When people know how to detect the presence of tryptophan, they can now make a decision
to include those foods rich in tryptophan such as milk, canned tuna, chicken, etc.
Precipitation of Proteins by Acids
Precipitation of Proteins by Acids is a test which is done to detect proteins in a given
sample by denaturation of proteins when a strong acid is added. The test uses Nitric Acid as a
reagent to denature the protein. The samples used are 2 mL gelatin solution, 2 mL raw white
egg dissolved in 1M NaCl solution, and 2 mL of milk placed in test tubes respectively. After
adding 5-10 drops of Nitric Acid, the samples are subjected to a water bath for a few minutes
to observe the results or reactions if there are any. Experimental results showed that
As for the real-life application, This test can be used biologically for detection of
proteins in biological fluids like urine. However, handling the Nitric Acid to be used in the
test should always be with extra care as it is corrosive. Considering that this type of test is
qualitative, it doesn’t measure the concentration of the protein present in a given sample.

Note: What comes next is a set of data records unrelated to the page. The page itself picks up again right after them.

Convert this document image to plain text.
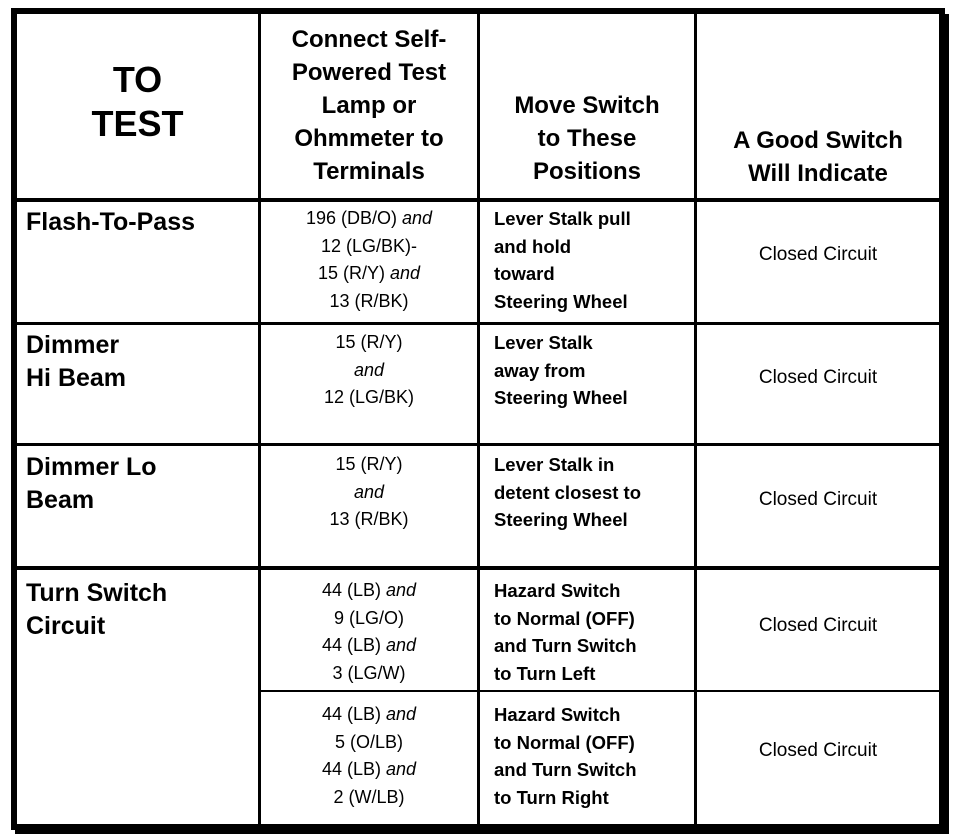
TO
TEST
Connect Self-
Powered Test
Lamp or
Ohmmeter to
Terminals
Move Switch
to These
Positions
A Good Switch
Will Indicate
Flash-To-Pass	196 (DB/O) and
12 (LG/BK)-
15 (R/Y) and
13 (R/BK)
Lever Stalk pull
and hold
toward
Steering Wheel
Closed Circuit
Dimmer
Hi Beam
15 (R/Y)
and
12 (LG/BK)
Lever Stalk
away from
Steering Wheel
Closed Circuit
Dimmer Lo
Beam
15 (R/Y)
and
13 (R/BK)
Lever Stalk in
detent closest to
Steering Wheel
Closed Circuit
Turn Switch
Circuit
44 (LB) and
9 (LG/O)
44 (LB) and
3 (LG/W)
Hazard Switch
to Normal (OFF)
and Turn Switch
to Turn Left
Closed Circuit
44 (LB) and
5 (O/LB)
44 (LB) and
2 (W/LB)
Hazard Switch
to Normal (OFF)
and Turn Switch
to Turn Right
Closed Circuit
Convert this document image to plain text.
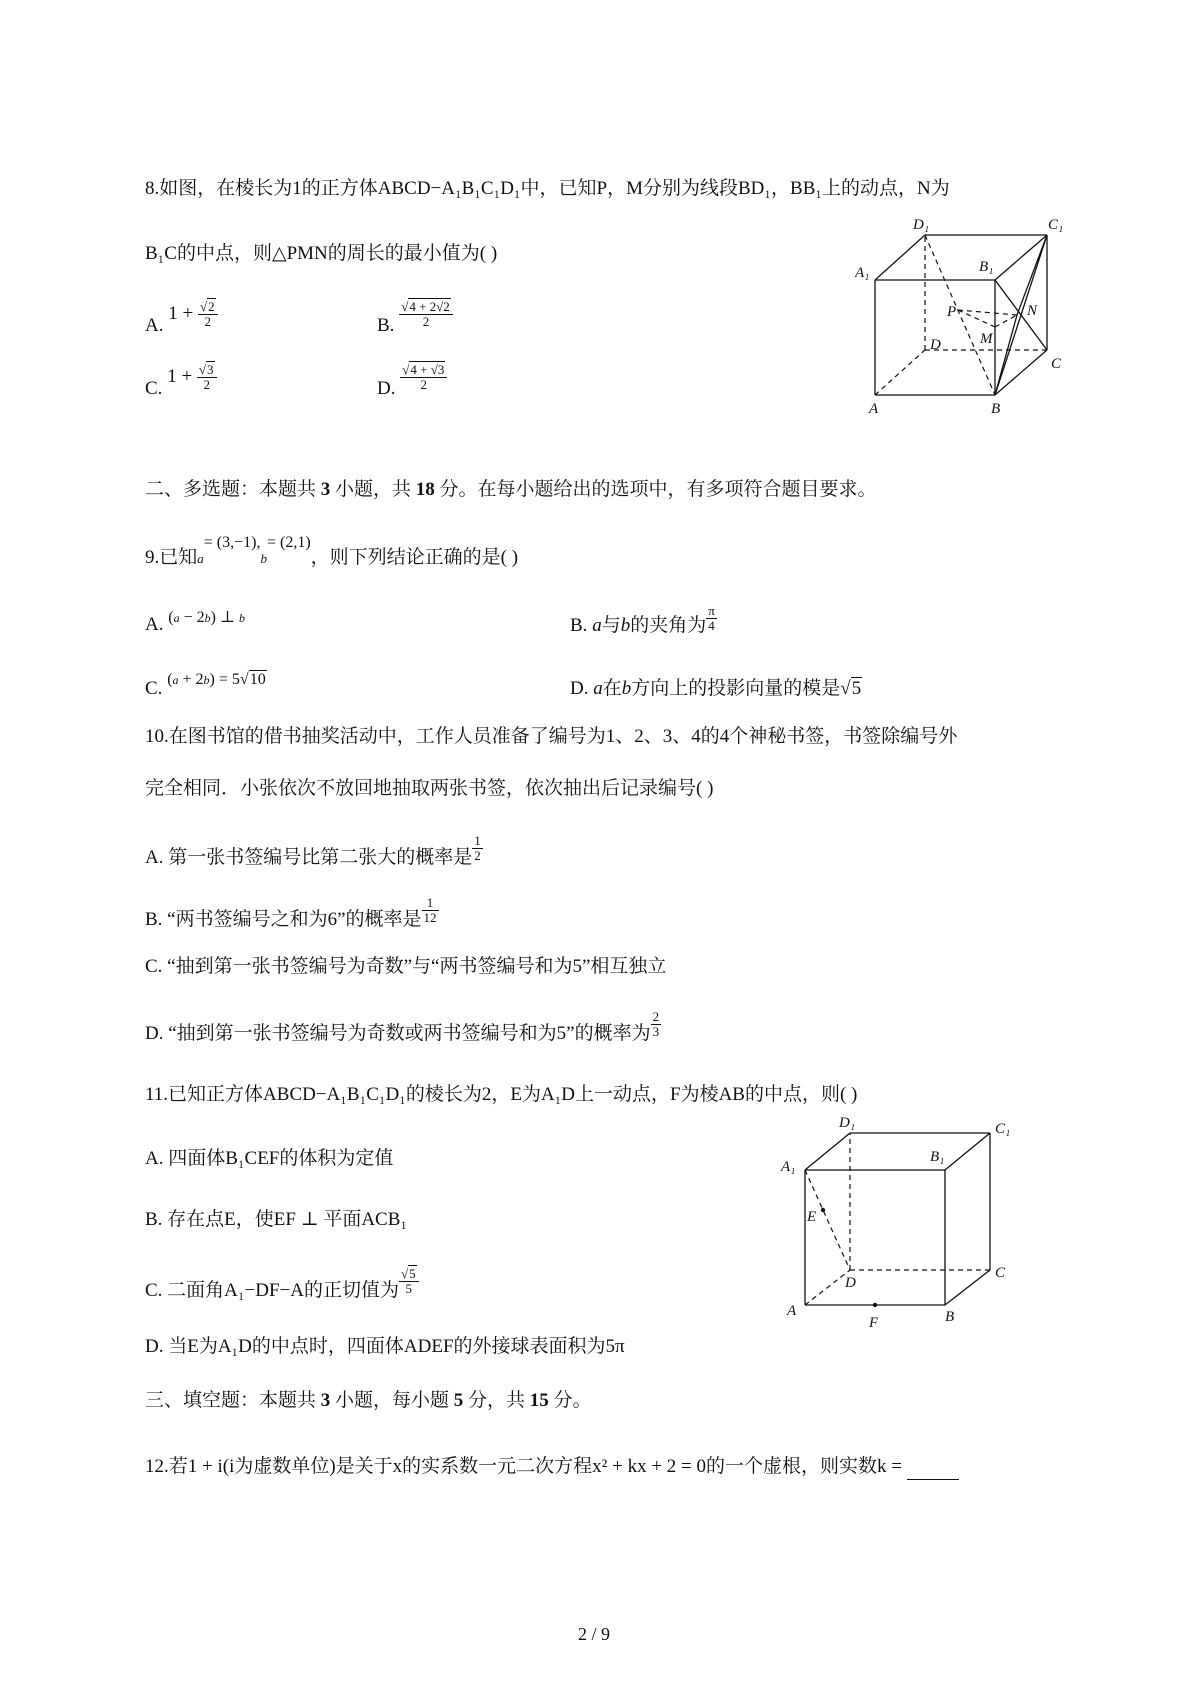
8.如图，在棱长为1的正方体ABCD−A₁B₁C₁D₁中，已知P，M分别为线段BD₁，BB₁上的动点，N为
B₁C的中点，则△PMN的周长的最小值为( )
A. $1 + \frac{√2}{2}$	B. $\frac{√4 + 2√2}{2}$
C. $1 + \frac{√3}{2}$	D. $\frac{√4 + √3}{2}$
D₁	C₁
A₁	B₁
N
P
M
D
C
A	B
二、多选题：本题共 3 小题，共 18 分。在每小题给出的选项中，有多项符合题目要求。
9.已知$a^{= (3,-1),}b^{= (2,1)}$，则下列结论正确的是( )
A. $^{(a - 2b) \perp b}$	B. a与b的夹角为 $\frac{\pi}{4}$
C. $^{(a + 2b) = 5√10}$	D. a在b方向上的投影向量的模是√5
10.在图书馆的借书抽奖活动中，工作人员准备了编号为1、2、3、4的4个神秘书签，书签除编号外
完全相同．小张依次不放回地抽取两张书签，依次抽出后记录编号( )
A. 第一张书签编号比第二张大的概率是 $\frac{1}{2}$
B. “两书签编号之和为6”的概率是 $\frac{1}{12}$
C. “抽到第一张书签编号为奇数”与“两书签编号和为5”相互独立
D. “抽到第一张书签编号为奇数或两书签编号和为5”的概率为 $\frac{2}{3}$
11.已知正方体ABCD−A₁B₁C₁D₁的棱长为2，E为A₁D上一动点，F为棱AB的中点，则( )
A. 四面体B₁CEF的体积为定值
B. 存在点E，使EF ⊥ 平面ACB₁
C. 二面角A₁−DF−A的正切值为 $\frac{√5}{5}$
D. 当E为A₁D的中点时，四面体ADEF的外接球表面积为5π
D₁	C₁
A₁
B₁
E
D
C
A
F	B
三、填空题：本题共 3 小题，每小题 5 分，共 15 分。
12.若1 + i(i为虚数单位)是关于x的实系数一元二次方程x² + kx + 2 = 0的一个虚根，则实数k =
2 / 9
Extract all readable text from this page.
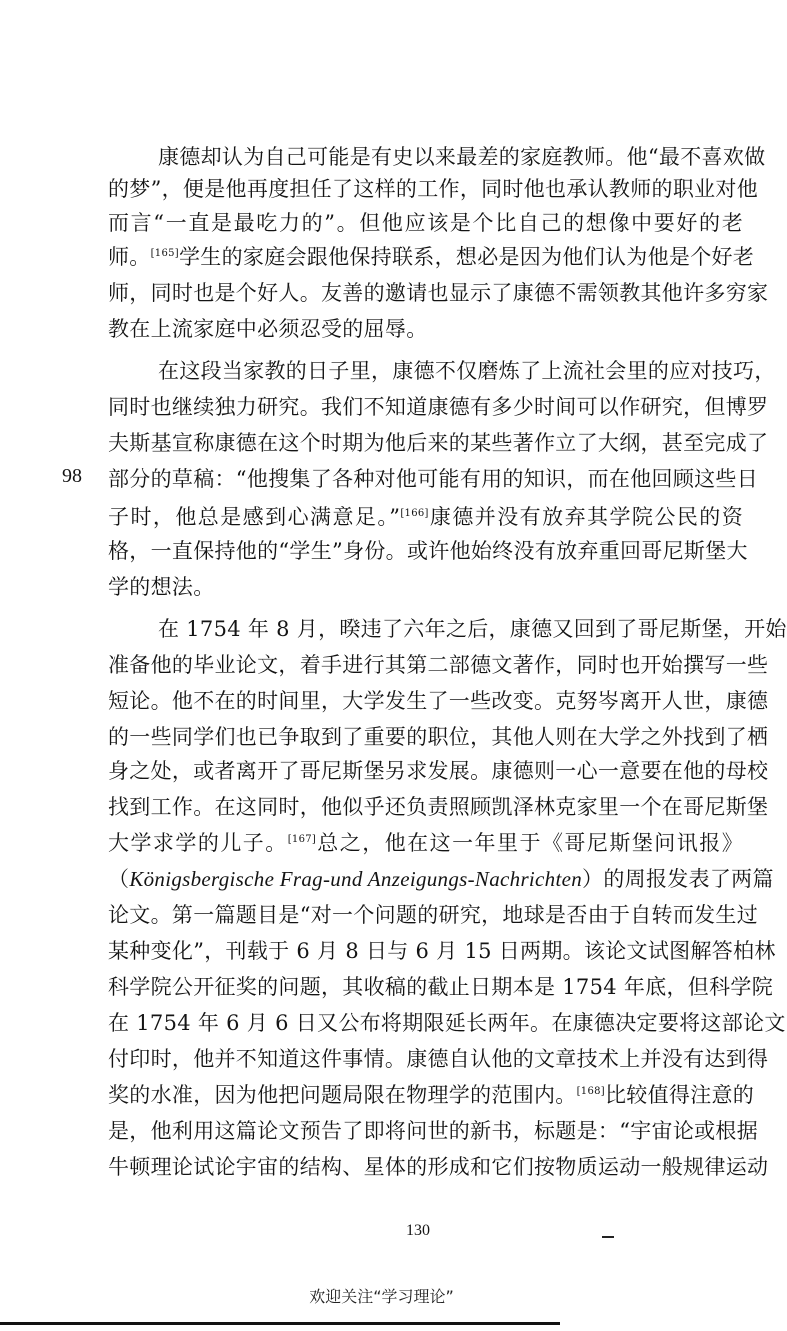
康德却认为自己可能是有史以来最差的家庭教师。他“最不喜欢做
的梦”，便是他再度担任了这样的工作，同时他也承认教师的职业对他
而言“一直是最吃力的”。但他应该是个比自己的想像中要好的老
师。[165]学生的家庭会跟他保持联系，想必是因为他们认为他是个好老
师，同时也是个好人。友善的邀请也显示了康德不需领教其他许多穷家
教在上流家庭中必须忍受的屈辱。
在这段当家教的日子里，康德不仅磨炼了上流社会里的应对技巧，
同时也继续独力研究。我们不知道康德有多少时间可以作研究，但博罗
夫斯基宣称康德在这个时期为他后来的某些著作立了大纲，甚至完成了
部分的草稿：“他搜集了各种对他可能有用的知识，而在他回顾这些日
子时，他总是感到心满意足。”[166]康德并没有放弃其学院公民的资
格，一直保持他的“学生”身份。或许他始终没有放弃重回哥尼斯堡大
学的想法。
98
在 1754 年 8 月，暌违了六年之后，康德又回到了哥尼斯堡，开始
准备他的毕业论文，着手进行其第二部德文著作，同时也开始撰写一些
短论。他不在的时间里，大学发生了一些改变。克努岑离开人世，康德
的一些同学们也已争取到了重要的职位，其他人则在大学之外找到了栖
身之处，或者离开了哥尼斯堡另求发展。康德则一心一意要在他的母校
找到工作。在这同时，他似乎还负责照顾凯泽林克家里一个在哥尼斯堡
大学求学的儿子。[167]总之，他在这一年里于《哥尼斯堡问讯报》
（Königsbergische Frag-und Anzeigungs-Nachrichten）的周报发表了两篇
论文。第一篇题目是“对一个问题的研究，地球是否由于自转而发生过
某种变化”，刊载于 6 月 8 日与 6 月 15 日两期。该论文试图解答柏林
科学院公开征奖的问题，其收稿的截止日期本是 1754 年底，但科学院
在 1754 年 6 月 6 日又公布将期限延长两年。在康德决定要将这部论文
付印时，他并不知道这件事情。康德自认他的文章技术上并没有达到得
奖的水准，因为他把问题局限在物理学的范围内。[168]比较值得注意的
是，他利用这篇论文预告了即将问世的新书，标题是：“宇宙论或根据
牛顿理论试论宇宙的结构、星体的形成和它们按物质运动一般规律运动
130
欢迎关注“学习理论”
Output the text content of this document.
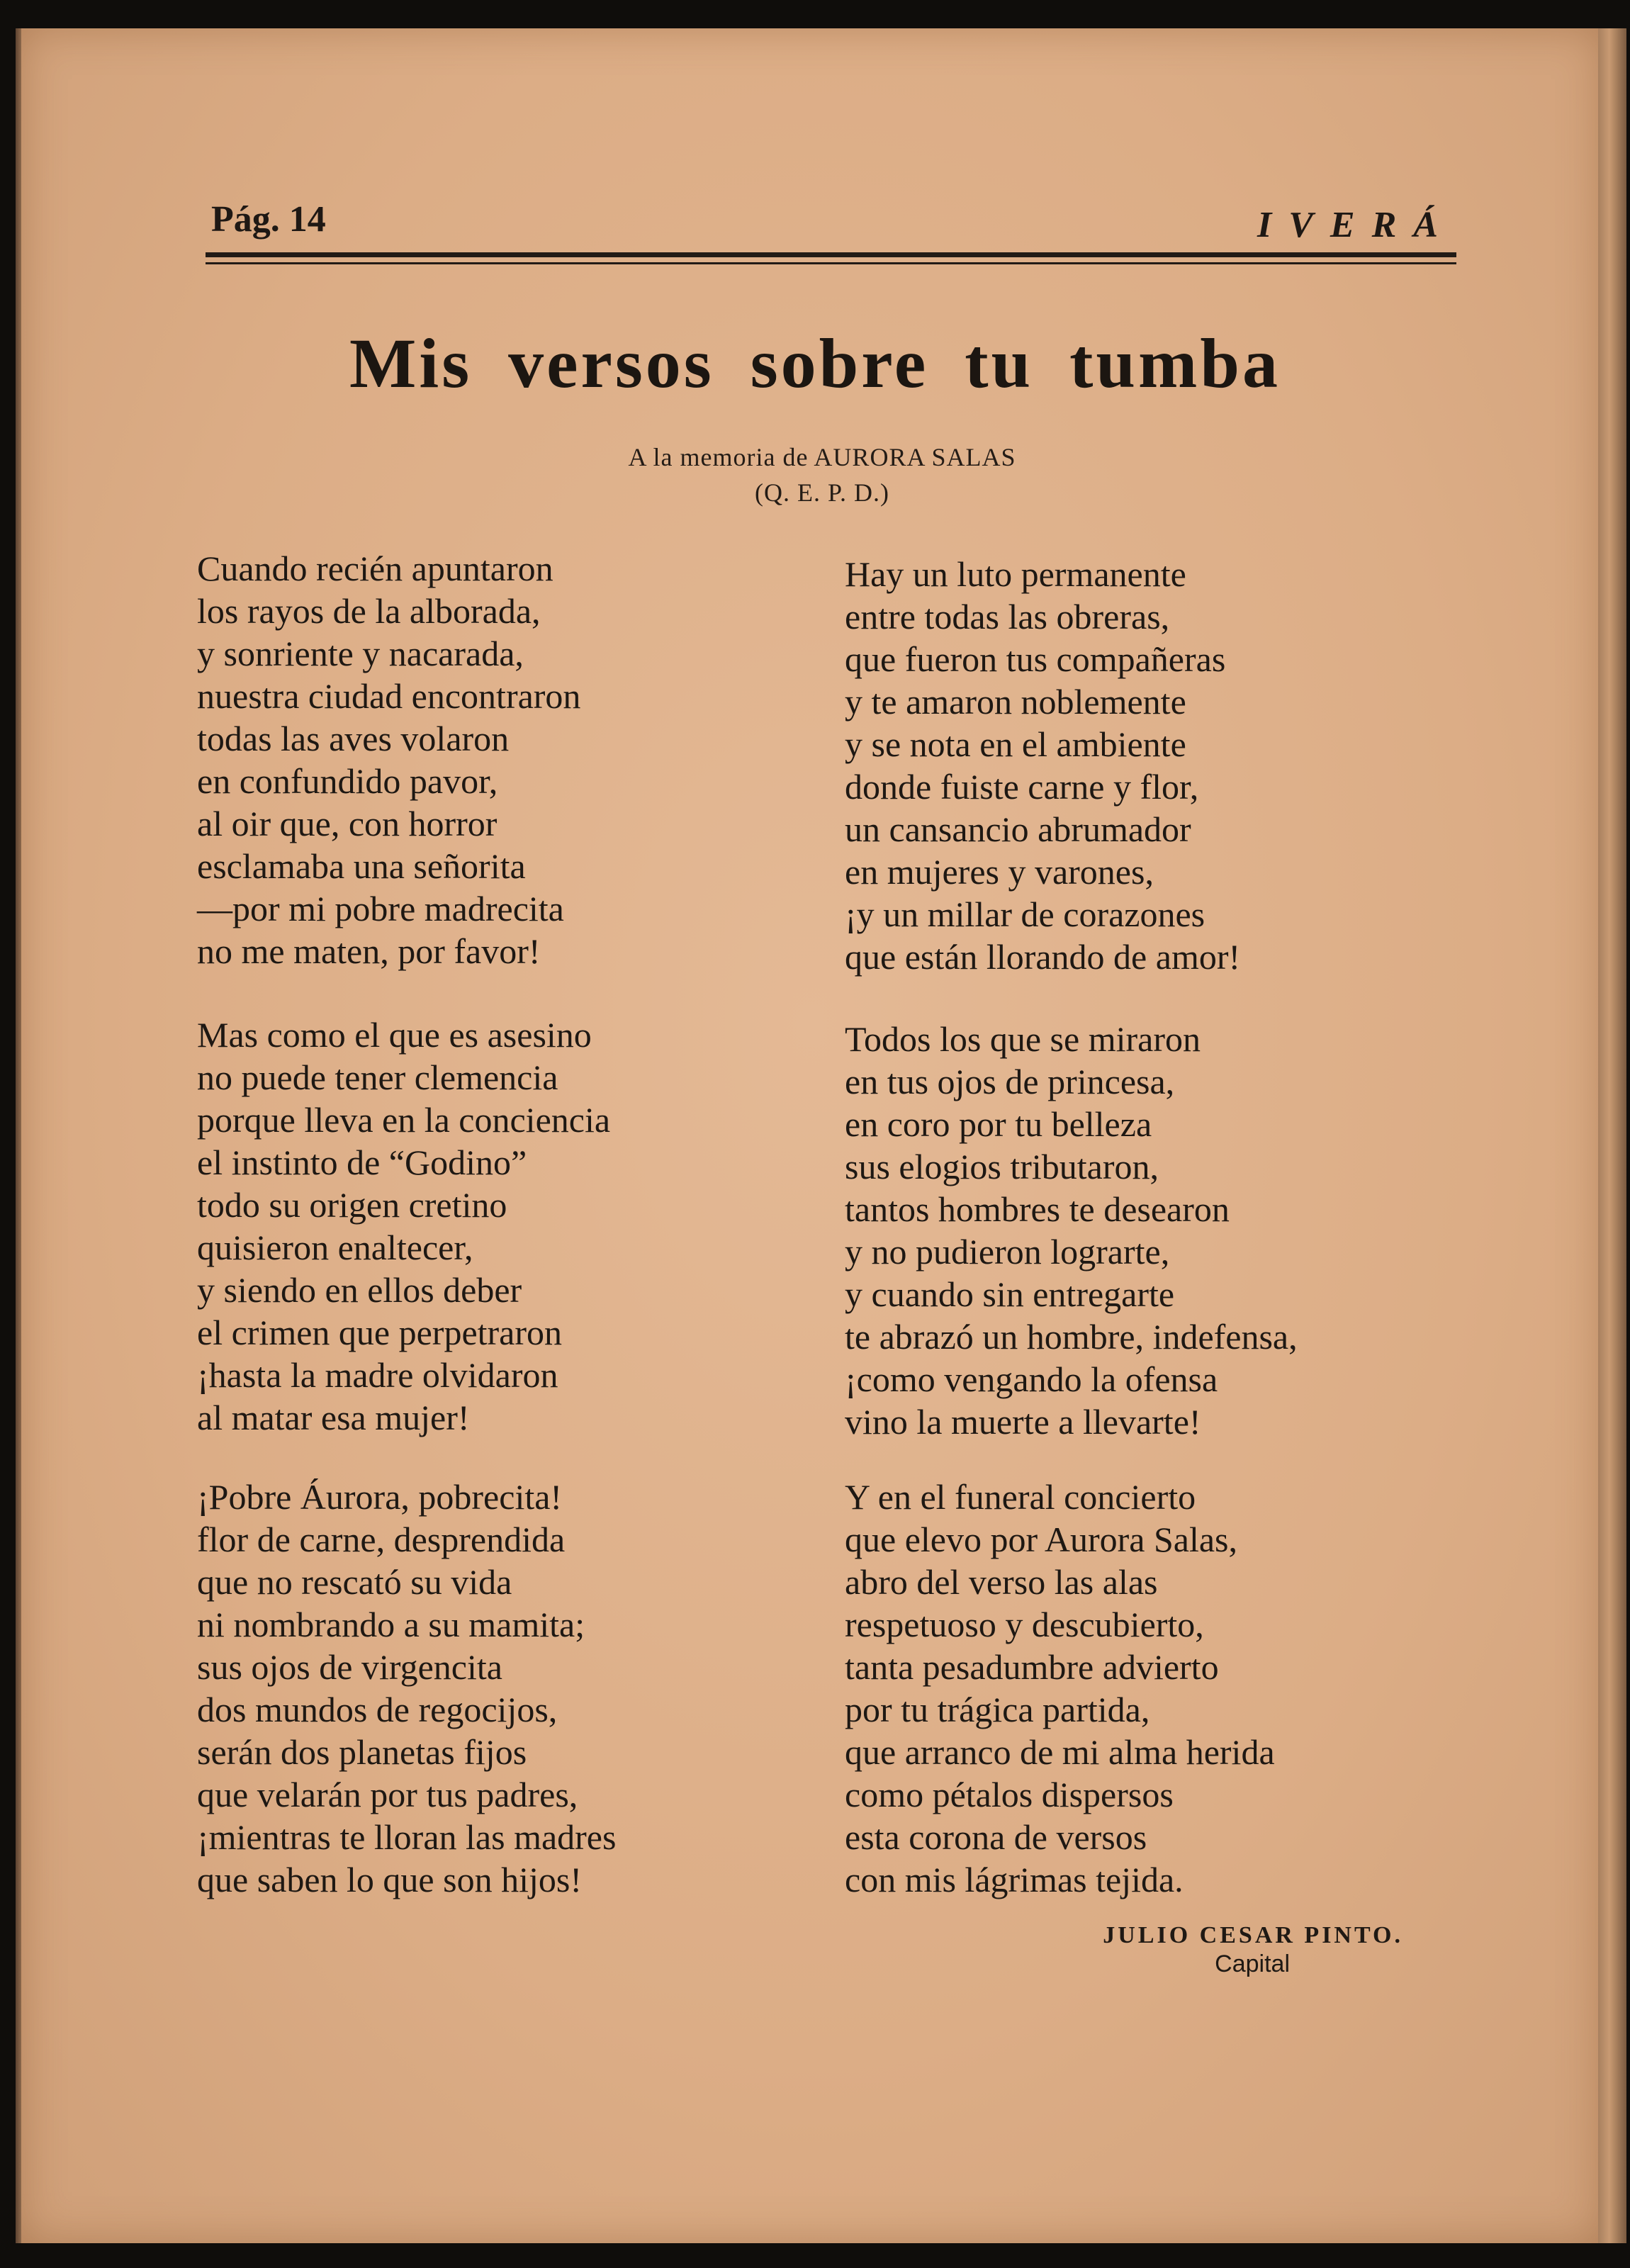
Pág. 14	IVERÁ
Mis versos sobre tu tumba
A la memoria de AURORA SALAS
(Q. E. P. D.)
Cuando recién apuntaron
los rayos de la alborada,
y sonriente y nacarada,
nuestra ciudad encontraron
todas las aves volaron
en confundido pavor,
al oir que, con horror
esclamaba una señorita
—por mi pobre madrecita
no me maten, por favor!
Mas como el que es asesino
no puede tener clemencia
porque lleva en la conciencia
el instinto de “Godino”
todo su origen cretino
quisieron enaltecer,
y siendo en ellos deber
el crimen que perpetraron
¡hasta la madre olvidaron
al matar esa mujer!
¡Pobre Áurora, pobrecita!
flor de carne, desprendida
que no rescató su vida
ni nombrando a su mamita;
sus ojos de virgencita
dos mundos de regocijos,
serán dos planetas fijos
que velarán por tus padres,
¡mientras te lloran las madres
que saben lo que son hijos!
Hay un luto permanente
entre todas las obreras,
que fueron tus compañeras
y te amaron noblemente
y se nota en el ambiente
donde fuiste carne y flor,
un cansancio abrumador
en mujeres y varones,
¡y un millar de corazones
que están llorando de amor!
Todos los que se miraron
en tus ojos de princesa,
en coro por tu belleza
sus elogios tributaron,
tantos hombres te desearon
y no pudieron lograrte,
y cuando sin entregarte
te abrazó un hombre, indefensa,
¡como vengando la ofensa
vino la muerte a llevarte!
Y en el funeral concierto
que elevo por Aurora Salas,
abro del verso las alas
respetuoso y descubierto,
tanta pesadumbre advierto
por tu trágica partida,
que arranco de mi alma herida
como pétalos dispersos
esta corona de versos
con mis lágrimas tejida.
JULIO CESAR PINTO.
Capital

Precipitation of Proteins by Heavy Metals


Proteins can be precipitated from their solutions using a technique known as
precipitation reaction (Kanazariya, n.d.). Heavy metals precipitate proteins by interacting
with the positive metal ion (cation) and the protein anion that binds to it as the protein
dissociates. The procedure was simple: two sets of three (3) test tubes were filled with 2 ml of
gelatin, raw egg solution, and milk solution. The first set received Lead Acetate, while the
second received Silver Nitrate.

The experimental results from the samples are consistent with the expected/theoretical
results, as the albumin sample, as well as the gelatin and milk, should react with heavy metal
ions. This is evident in the addition of Silver Nitrate, as protein precipitate formation was
observed in the given samples. To further explain the reaction, Heavy metals disrupt the
physiological activity of especially vulnerable proteins, resulting in the formation of a
complex or precipitate or the displacement of essential metal ions in metalloproteins.

Precipitation of proteins by heavy metals can be seen in common practices whenever a


person consumes poison or becomes poisoned as a result of heavy metals. Typically, people
who are poisoned, such as lead poisoning from contaminated tap water, are advised to
consume raw egg white to prevent lead from entering the body. Albumin, a protein found in
raw egg white, contains sulfhydryl groups in its structure that can bind to heavy metal ions.
Instead of the poison binding to protein sites within the body, these heavy metal salts will
bind with the albumin protein, forming a precipitate that will exit the body as the person
vomits. However, this treatment does not completely eliminate the absorbed poison; rather, it
only delays its absorption in the body, and any subsequent damage is irreversible.